I thought I'd seen ClearJel near stuff like pectin in the store, so thanks for confirming that. I have never tried arrowroot, but I do buy ingredients at Penzey's. (Have you ever tried their Dutch process cocoa?? It's to die for! And their cinnamon? Get out!). Next time I go there I'm going to pick some arrowroot up. I'd like to get a good handle on all of typical thickeners that bakers use.

Thanks again for the birthday wishes, Hanaa! It's been a good year!

:) Jane

ButterYum said...

Absolutely lovely, and fantastic photos!

:)
ButterYum

zurin said...

OOHHHH that bread looks absolutley Glorious JAne!!! and happy birthday to u!! yes perhaps u shd pick out a cake urself...ur family is just like mine...they get flustered n confused in teh bakery!! poor thigns indeed.. hope u have a great party!:)))

Anonymous said...

SureGel, which is pectin, is the stuff in the canning section. Clear jel is the modified starch and is available from barryfarm.com or kitchenkrafts.com.

Memória said...

Thank for the great process photos. This coffee bread looks fantastic. I hope to make it soon.

Memória said...

Oh, and I forgot to mention that today is my bday too!! Happy birthday!

Hanaâ said...

I hope you had a nice birthday, Jane. What kind of birthday cake did you end up having?

I buy my Dutch cocoa (where else) in Holland :o) When I visit there, I always bring back a dozen boxes or so which usually last me a year or two, until my next visit. Good to know that Penzeys carries some good stuff, just in case I run out.

dining room table said...

Belated Happy Birthday Jane!
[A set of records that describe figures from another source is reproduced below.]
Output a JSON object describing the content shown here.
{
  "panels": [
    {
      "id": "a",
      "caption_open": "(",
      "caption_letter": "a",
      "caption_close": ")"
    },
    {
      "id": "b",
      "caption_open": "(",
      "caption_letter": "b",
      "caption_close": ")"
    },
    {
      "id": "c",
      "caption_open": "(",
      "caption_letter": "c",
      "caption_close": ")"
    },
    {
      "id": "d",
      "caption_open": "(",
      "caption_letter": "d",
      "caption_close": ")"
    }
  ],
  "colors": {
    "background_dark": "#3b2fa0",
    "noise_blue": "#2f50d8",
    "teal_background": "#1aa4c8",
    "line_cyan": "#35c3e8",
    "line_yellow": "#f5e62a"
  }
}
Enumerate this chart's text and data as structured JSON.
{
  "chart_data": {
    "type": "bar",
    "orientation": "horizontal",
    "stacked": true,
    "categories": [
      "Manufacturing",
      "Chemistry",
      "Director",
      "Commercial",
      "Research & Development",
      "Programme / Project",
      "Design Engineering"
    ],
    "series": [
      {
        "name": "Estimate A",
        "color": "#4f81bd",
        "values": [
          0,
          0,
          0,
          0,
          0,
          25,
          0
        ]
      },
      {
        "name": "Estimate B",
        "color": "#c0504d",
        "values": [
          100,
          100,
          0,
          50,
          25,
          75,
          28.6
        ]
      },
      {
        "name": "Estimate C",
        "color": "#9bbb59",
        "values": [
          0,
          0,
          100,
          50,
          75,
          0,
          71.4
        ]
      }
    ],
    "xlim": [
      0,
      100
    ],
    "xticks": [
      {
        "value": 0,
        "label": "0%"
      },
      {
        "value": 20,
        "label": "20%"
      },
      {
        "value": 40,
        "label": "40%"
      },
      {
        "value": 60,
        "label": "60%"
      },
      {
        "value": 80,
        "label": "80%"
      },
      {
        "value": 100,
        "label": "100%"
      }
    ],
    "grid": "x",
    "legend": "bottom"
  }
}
The bread looks perfect and nice looking. I like the way you did it.

Katie said...

Ohhh that looks wonderful. I love cherry jam and pairing it in the coffee bread looks so good.
Hope you had a great birthday

oneordinaryday said...

Gorgeous! And I think if I got to choose, I'd like to bake my own bday cake. : )

oneordinaryday said...

On second thought...
I kinda miss my mom baking it for me! I'm telling her so too!

Stella said...

This sounds wonderful, Jane. I might have to try it.

Cathleen said...

It looks too good. It's like art. Beats a birthday cake any day!